Courtney Alice Shayne is a fictional character who appears in the 1999 film Jawbreaker, portrayed by Rose McGowan.

==Storyline==
Courtney Alice Shayne is the manipulative, self-entitled, cruel, vindictive and sociopathic leader of an all-female quartet, "The Flawless Four" in Reagan High School. Together with two other friends, she kidnaps her rival, Elizabeth "Liz" Purr, as a prank. Courtney stuffs a jawbreaker into her mouth, gags her, and puts her into the trunk of a car. Later, the girls open the trunk and discover Liz is dead, having choked to death on the jawbreaker. Liz's best friend, Julie, wants to go to the police, but Courtney forbids her. Courtney spins an endless web of lies to cover up the murder and maintain her popularity. When Julie breaks away from the clique, she becomes a target for abuse and contempt throughout the school. Julie discovers, however, a recording in which Courtney admits to killing Liz, and the truth is made public just as Courtney is crowned prom queen. This angers the entire student body, who soon gangs up and turns her in to the authorities, blocking any paths of escape.

==Characterization==

The narrator describes Courtney as "like Satan in heels". Anne Cohen calls her a "porcelain-skinned demon who rules the fictional Reagan High with soul-crushing terror."
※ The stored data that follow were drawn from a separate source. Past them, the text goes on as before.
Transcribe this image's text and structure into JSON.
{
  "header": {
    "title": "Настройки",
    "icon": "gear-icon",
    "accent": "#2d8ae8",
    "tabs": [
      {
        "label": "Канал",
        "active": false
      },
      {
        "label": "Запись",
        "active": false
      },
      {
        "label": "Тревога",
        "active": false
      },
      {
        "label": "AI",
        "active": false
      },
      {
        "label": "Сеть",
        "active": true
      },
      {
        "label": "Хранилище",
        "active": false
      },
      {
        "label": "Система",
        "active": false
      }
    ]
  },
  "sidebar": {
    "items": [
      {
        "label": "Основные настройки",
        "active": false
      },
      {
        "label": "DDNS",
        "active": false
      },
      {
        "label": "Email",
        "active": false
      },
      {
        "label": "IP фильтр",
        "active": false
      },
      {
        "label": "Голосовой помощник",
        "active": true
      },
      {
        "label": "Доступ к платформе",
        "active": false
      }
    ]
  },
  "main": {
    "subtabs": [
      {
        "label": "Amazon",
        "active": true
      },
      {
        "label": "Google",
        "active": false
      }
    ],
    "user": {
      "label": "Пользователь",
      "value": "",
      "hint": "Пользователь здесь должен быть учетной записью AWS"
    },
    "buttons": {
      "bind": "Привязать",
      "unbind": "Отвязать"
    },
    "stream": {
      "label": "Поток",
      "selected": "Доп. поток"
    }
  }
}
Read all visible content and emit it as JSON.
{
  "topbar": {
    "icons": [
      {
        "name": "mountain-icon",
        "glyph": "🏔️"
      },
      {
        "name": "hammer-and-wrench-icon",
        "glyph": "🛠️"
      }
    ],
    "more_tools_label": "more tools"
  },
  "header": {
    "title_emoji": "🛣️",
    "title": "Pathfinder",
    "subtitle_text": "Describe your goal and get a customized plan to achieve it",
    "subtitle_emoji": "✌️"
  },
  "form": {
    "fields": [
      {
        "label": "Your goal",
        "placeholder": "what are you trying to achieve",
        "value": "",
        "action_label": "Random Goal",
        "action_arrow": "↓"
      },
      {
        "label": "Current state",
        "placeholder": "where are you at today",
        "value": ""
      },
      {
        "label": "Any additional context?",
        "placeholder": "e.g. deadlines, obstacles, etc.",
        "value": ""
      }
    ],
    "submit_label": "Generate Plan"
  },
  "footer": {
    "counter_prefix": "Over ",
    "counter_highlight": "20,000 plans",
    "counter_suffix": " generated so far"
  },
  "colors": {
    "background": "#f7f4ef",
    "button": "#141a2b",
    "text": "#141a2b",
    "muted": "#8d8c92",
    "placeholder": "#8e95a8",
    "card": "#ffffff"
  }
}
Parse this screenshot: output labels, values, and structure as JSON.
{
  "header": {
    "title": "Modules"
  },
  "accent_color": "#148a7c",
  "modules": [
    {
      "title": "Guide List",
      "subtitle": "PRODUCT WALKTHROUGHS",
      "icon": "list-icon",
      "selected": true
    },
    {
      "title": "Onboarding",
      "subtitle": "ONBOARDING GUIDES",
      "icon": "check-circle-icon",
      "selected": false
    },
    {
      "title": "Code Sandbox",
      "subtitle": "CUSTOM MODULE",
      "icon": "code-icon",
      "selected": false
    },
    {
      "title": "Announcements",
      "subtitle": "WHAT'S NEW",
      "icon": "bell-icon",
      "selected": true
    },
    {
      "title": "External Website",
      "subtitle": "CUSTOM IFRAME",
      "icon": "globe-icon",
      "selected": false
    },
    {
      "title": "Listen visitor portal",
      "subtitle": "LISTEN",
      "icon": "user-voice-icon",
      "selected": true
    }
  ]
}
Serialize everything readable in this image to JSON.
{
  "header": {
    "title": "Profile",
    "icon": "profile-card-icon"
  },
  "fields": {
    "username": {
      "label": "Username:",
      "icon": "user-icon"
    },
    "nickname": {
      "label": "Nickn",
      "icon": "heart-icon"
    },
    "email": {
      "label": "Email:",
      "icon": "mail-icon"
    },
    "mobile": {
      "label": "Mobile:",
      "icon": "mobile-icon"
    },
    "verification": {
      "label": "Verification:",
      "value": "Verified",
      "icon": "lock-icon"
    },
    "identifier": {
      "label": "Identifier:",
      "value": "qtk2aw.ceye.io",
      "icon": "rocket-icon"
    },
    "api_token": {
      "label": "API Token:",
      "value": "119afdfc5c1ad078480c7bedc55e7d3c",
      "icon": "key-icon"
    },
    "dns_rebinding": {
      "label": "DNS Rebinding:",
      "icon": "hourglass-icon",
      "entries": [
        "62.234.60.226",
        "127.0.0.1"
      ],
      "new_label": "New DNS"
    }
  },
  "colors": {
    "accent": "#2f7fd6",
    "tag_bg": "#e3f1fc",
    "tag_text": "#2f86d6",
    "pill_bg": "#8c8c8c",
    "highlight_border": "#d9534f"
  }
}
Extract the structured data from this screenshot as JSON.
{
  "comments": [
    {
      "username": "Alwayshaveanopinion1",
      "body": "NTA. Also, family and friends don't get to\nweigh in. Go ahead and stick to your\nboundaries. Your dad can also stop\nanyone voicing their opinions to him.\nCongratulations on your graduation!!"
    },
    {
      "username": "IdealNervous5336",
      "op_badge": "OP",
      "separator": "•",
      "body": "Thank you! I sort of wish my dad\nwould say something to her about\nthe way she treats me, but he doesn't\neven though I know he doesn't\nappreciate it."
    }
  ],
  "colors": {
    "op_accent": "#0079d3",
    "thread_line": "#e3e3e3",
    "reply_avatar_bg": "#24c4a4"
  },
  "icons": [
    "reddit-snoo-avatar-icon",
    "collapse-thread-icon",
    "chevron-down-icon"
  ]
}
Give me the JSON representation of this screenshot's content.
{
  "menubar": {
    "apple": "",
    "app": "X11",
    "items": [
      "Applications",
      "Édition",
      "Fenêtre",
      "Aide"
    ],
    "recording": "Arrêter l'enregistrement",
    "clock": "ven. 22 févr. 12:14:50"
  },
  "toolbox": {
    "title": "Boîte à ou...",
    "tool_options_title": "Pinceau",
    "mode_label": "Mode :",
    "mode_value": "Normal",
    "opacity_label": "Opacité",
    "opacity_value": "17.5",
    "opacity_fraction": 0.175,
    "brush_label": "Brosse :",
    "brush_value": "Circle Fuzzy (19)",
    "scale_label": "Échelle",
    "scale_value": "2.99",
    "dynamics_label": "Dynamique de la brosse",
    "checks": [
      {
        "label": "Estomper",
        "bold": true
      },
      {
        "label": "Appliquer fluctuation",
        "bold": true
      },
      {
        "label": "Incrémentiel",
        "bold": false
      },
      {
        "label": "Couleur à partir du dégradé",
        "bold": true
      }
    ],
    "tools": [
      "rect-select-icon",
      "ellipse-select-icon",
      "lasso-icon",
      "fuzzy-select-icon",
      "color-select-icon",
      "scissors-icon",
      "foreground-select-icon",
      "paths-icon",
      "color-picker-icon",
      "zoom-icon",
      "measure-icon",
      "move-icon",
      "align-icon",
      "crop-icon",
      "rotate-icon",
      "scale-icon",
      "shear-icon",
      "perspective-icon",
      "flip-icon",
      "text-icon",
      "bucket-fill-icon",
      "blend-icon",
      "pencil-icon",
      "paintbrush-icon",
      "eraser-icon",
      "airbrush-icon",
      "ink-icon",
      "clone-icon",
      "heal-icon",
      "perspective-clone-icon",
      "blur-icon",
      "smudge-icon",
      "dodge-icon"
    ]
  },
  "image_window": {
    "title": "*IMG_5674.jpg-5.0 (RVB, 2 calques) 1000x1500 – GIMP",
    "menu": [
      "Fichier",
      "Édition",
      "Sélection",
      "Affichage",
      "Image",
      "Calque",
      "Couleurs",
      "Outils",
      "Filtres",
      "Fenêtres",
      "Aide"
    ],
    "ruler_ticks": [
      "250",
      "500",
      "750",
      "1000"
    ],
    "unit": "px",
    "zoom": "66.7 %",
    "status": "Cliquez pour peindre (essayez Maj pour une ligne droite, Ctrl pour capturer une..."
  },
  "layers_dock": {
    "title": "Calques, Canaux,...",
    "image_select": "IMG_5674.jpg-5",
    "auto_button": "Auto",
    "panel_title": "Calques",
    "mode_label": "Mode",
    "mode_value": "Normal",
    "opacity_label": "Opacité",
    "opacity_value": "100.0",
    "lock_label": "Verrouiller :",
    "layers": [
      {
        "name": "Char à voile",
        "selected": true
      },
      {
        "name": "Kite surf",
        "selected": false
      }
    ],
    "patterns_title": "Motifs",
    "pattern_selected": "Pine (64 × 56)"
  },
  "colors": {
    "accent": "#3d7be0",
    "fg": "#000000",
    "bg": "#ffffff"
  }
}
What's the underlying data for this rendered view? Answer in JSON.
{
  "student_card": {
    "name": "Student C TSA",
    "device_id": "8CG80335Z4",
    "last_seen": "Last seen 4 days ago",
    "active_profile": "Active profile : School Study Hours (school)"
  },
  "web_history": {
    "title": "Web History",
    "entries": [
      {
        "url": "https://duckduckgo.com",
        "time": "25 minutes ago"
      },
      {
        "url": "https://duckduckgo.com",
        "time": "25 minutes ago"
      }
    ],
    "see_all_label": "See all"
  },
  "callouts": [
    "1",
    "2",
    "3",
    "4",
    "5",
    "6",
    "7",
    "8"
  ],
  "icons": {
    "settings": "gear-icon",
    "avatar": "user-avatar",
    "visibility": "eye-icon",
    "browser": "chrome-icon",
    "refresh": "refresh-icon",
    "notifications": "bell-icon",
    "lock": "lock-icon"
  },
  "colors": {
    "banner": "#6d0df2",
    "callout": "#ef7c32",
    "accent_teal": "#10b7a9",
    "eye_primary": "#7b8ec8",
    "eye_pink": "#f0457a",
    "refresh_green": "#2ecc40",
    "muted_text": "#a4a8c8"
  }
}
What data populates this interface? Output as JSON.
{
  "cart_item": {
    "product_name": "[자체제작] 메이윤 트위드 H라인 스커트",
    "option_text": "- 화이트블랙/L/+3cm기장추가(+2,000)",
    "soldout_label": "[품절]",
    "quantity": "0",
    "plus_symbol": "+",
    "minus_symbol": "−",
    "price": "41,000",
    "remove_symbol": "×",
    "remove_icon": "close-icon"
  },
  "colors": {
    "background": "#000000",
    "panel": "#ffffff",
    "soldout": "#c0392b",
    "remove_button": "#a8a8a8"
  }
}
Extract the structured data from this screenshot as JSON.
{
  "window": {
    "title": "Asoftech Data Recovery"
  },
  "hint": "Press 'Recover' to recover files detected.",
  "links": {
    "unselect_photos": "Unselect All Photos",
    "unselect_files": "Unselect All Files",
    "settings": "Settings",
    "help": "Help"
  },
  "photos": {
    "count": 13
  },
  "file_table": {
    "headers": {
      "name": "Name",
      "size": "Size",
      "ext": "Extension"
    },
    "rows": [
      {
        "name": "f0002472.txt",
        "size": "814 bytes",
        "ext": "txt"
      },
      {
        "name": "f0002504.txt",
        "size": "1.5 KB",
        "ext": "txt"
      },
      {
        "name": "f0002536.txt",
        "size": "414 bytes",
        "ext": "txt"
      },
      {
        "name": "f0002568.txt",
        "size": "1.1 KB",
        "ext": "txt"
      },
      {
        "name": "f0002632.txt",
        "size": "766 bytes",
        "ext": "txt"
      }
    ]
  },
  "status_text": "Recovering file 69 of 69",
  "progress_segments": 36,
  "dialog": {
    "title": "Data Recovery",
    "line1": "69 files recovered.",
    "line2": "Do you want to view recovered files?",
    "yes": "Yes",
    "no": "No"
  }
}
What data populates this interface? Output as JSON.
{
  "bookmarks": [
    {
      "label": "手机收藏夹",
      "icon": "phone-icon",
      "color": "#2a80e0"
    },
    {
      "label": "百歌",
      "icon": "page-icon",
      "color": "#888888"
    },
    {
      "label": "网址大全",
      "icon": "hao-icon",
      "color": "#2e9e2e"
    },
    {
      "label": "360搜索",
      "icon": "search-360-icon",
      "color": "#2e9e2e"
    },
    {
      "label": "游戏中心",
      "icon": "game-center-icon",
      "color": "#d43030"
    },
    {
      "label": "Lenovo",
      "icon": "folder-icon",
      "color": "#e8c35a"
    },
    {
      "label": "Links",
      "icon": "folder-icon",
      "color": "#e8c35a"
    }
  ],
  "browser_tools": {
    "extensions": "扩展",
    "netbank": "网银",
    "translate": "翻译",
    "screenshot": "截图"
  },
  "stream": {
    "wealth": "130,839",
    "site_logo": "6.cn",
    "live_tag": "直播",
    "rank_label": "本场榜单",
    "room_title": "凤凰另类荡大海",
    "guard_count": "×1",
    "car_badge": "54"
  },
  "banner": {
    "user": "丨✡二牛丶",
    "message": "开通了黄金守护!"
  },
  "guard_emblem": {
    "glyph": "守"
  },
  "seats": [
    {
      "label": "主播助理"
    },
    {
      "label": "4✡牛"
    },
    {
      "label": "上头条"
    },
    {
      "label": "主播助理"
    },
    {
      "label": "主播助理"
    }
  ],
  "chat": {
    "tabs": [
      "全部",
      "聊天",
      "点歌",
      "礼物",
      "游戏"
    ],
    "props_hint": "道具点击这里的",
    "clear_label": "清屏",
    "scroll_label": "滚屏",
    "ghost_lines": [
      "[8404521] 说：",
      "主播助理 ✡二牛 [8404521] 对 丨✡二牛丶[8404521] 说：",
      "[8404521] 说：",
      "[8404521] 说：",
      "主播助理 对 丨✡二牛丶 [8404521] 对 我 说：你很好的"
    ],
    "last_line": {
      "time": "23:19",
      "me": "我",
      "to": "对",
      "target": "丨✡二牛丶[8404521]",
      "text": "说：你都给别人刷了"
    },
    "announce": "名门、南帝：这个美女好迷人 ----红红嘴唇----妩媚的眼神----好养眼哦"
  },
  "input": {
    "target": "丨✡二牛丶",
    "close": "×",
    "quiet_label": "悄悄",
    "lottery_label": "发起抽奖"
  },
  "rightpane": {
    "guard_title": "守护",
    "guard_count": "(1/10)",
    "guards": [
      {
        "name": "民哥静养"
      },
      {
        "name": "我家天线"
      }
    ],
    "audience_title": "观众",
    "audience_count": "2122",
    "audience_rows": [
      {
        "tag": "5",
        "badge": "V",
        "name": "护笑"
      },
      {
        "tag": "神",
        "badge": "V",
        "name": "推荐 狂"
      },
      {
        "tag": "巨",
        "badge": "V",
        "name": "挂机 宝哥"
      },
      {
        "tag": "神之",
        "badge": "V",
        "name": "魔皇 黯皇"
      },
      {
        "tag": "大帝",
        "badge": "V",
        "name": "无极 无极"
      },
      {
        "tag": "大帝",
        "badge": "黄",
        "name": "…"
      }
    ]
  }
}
Kathleen Sweeney suggests that 1999 "gave viewers two manipulative dark-haired Queen Bees": Kathryn Merteuil (Sarah Michelle Gellar) in Cruel Intentions and Courtney Shayne in Jawbreaker. In both films, "the Queens of Mean are punished by their peers, but not before laying out the game plan for wielding power in high school as visual "how-to" manuals for aspiring Queen Bees everywhere." Sweeny notes that Shayne holds "the rest of the girl tribe in her audacious thrall until she is outed".

==Legacy==
McGowan was nominated for the MTV Movie Award for Best Villain for her portrayal of Shayne. Liz Hersey suggests that although Jawbreaker was panned, it would "go on to become a cult classic, thanks in large part to Courtney Shayne."

Anne Cohen notes that "20 years after the film’s release, Courtney Shayne continues to enjoy hero status among a generation for whom Jawbreaker was a preliminary introduction to the “Mean Girl” archetype." Cohen also suggests that Shayne is a "villain seemingly designed for the social media age".